If there’s anything more tedious than having to undergo medical tests, it’s having to drive from one hospital to another when you need to have more than one test done.
Northeast Georgia Health System is trying to address that issue by consolidating nearly all of its outpatient testing at one location.
Thursday morning, the health system will break ground on its new imaging center, which will be built just east of the existing center at the corner of Sims Street and Jesse Jewell Parkway. Completion is expected in February 2009.
The $23 million project is more ambitious than initially envisioned. "Medical Park 1" will be a three-story building, with the first floor dedicated to imaging services and the other two floors to be rented out as medical office space.
"We decided to add medical office space because it’s desperately needed," said Dane Henry, vice president of support services for the health system. "Physicians who do procedures want to be close to the hospital."
The medical center’s main campus is undergoing a major expansion, with the $190 million North Patient Tower and $50 million Women & Children’s Pavilion currently under construction.
"But the main campus expansion doesn’t include any medical office space," Henry said.
So the imaging center, a couple blocks down the road, is the next best option. Henry said the new building will have about 56,000 square feet of office space, to be built out according to physicians’ individual specifications.
But the most pressing need is for a new imaging center.

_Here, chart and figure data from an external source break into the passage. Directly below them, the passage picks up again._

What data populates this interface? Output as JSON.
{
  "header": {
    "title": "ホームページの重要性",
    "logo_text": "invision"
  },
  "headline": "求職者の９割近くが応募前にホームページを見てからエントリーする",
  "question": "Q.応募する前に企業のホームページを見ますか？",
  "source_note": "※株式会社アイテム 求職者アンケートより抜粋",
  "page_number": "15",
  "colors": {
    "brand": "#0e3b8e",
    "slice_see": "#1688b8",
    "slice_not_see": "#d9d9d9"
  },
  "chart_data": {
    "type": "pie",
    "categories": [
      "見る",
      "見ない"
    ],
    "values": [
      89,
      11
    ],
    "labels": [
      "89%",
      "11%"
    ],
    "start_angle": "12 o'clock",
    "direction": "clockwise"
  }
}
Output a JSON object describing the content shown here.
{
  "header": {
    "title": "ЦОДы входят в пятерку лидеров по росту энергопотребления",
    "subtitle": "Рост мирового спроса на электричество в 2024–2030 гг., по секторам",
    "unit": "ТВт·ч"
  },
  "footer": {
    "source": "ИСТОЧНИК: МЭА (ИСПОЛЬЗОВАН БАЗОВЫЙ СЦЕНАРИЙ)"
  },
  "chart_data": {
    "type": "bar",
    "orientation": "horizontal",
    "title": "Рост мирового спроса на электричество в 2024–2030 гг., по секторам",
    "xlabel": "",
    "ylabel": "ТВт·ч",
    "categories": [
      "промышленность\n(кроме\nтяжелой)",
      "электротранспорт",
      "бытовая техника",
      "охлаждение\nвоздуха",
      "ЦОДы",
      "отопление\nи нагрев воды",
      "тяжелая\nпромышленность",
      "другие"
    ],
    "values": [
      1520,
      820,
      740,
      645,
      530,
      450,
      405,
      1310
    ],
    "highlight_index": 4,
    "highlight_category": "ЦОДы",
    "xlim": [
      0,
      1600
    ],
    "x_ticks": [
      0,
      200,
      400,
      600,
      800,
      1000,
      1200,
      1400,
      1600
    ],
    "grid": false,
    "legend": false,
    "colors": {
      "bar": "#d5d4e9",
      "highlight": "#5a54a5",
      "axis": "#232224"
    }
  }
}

Debbie Duke, director of imaging services for the health system, said the existing center served about 43,000 patients last year, compared to about 35,000 five years ago.
"There’s so much patient volume that we have to do some testing at the main hospital and some at the Lanier Park campus," she said.
The new center will have about 30,000 square feet of imaging space, compared to about 13,000 feet in the existing building, which is about 20 years old.
"We’ll move completely out of the old building, but it will be attached to the new building," Duke said. "The hospital will decide later what they want to use (the old one) for."
Some services that are now offered only within the hospital, including nuclear medicine, PET scanning, and the high-power 3-Tesla MRI, will be moved to the new imaging center.
"Those services are all used mostly for outpatient testing, so there’s no reason for them to be inside the hospital," Duke said.
And one old standby will be coming back. Fluoroscopy, better known to patients as "barium x-ray," was moved to Lanier Park due to lack of space; it will return to the imaging center after construction is completed.
The new building will also feature a "center within a center." There will be a special area dedicated to women’s imaging, with its own waiting room. And even the waiting room will be divided, with separate areas for women who are getting routine screening mammograms and those who are getting diagnostic mammograms for suspected cancer.
"Their customer service needs are different," Duke said. "The diagnostic exams take a lot longer."
The women’s imaging services offered will include digital mammography, bone density scanning, ultrasound, breast MRI and stereotactic breast biopsy.
"We’ve grouped modalities together for efficiency," Duke said. "The architect we’re using does nothing but design imaging centers, so the layout will make sense for patients."
For example, for the first time the imaging center will have a prep area for patients who are about to undergo procedures.
"Someone who has to drink contrast liquid before getting a CT scan will be able to do that in private instead of while sitting out in the waiting room," Duke said.
She said all of the waiting areas will be more comfortable, with wireless Internet access.
And parking will be much easier. Currently, people trying to get to the imaging center from the eastbound side of Jesse Jewell have to make a difficult left turn across heavy traffic. The new building will have parking access off Barn Street, which has a stoplight.
And once people get there, they usually won’t have to get back into their cars until all their testing is done.
"The advantage for patients is that we’re consolidating services, so you don’t have to drive from one test to another," Duke said.